Struggling To Defend Records

[Chart courtesy of]

  1. Moving the Markets

While the Dow managed to eclipse the 23k milestone marker intra-day, it was not able to hold this level into the close by falling 3 points short. Nevertheless, the record is in the books with the Dow notching its 4th 1,000 point climb in the past 12 months—the most ever in a calendar year.

Unbridled optimism about Trump’s tax plan remains the main focus, despite absolutely no assurances that it will have the support to be implemented and actually executed. But those appear to be minor details also brushed aside by an alleged improving economic outlook along with positive corporate earnings.
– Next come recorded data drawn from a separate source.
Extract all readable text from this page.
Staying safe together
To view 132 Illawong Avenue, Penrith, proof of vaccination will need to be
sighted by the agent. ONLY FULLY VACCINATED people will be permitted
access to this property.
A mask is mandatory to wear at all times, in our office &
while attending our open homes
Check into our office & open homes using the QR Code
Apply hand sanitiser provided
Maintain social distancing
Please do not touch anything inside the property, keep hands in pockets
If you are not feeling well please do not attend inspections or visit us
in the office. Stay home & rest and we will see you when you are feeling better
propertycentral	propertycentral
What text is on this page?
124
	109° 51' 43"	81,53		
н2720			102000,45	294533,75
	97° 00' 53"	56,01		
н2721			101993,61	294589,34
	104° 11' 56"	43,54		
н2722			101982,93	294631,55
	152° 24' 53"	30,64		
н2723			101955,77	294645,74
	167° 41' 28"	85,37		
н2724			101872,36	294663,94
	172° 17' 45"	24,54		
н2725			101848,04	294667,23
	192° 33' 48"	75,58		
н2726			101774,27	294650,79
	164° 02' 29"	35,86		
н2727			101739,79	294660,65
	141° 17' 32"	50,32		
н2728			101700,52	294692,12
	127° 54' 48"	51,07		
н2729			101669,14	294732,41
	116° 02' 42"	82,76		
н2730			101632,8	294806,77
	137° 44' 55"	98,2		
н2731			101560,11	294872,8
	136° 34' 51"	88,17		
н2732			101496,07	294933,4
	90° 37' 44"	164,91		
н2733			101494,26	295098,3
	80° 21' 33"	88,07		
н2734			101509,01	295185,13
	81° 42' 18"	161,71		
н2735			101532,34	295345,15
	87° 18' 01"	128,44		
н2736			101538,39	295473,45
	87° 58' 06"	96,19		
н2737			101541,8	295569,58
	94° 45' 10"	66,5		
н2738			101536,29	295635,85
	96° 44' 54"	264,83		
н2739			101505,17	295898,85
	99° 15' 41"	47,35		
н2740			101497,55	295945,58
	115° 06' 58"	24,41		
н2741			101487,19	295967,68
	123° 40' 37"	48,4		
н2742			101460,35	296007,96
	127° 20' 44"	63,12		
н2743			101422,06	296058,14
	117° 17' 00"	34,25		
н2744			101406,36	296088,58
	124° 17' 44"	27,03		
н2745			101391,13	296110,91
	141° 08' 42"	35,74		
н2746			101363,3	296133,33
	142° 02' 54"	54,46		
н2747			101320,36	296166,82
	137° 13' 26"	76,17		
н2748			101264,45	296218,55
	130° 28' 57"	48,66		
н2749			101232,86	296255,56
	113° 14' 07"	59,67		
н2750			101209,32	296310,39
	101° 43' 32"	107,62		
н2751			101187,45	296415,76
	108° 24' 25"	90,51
Be that as it may, the major trend continues to be up, and we will stay on board until that fact changes. Despite the Dow’s glitter, the actual performance of the major indexes was mixed at best. In ETF space, the gains were sparse with only the Dividend ETF (SCHD) and LargeCaps (SCHX) adding +0.4% and 0.3% respectively. On the downside, Emerging Markets (SCHE) took the lead with -0.47% followed by Transportations (IYT) with -0.37%.

Gold took a dive and surrendered not just -1.22% but also gave back its $1,300 marker. Interest rates were mixed but the 20-year bond (TLT) managed to eke out a +0.13% gain. The US dollar (UUP) round tripped by rallying sharply at first and then giving back most of its gains, but it still managed to end the session up +0.25%.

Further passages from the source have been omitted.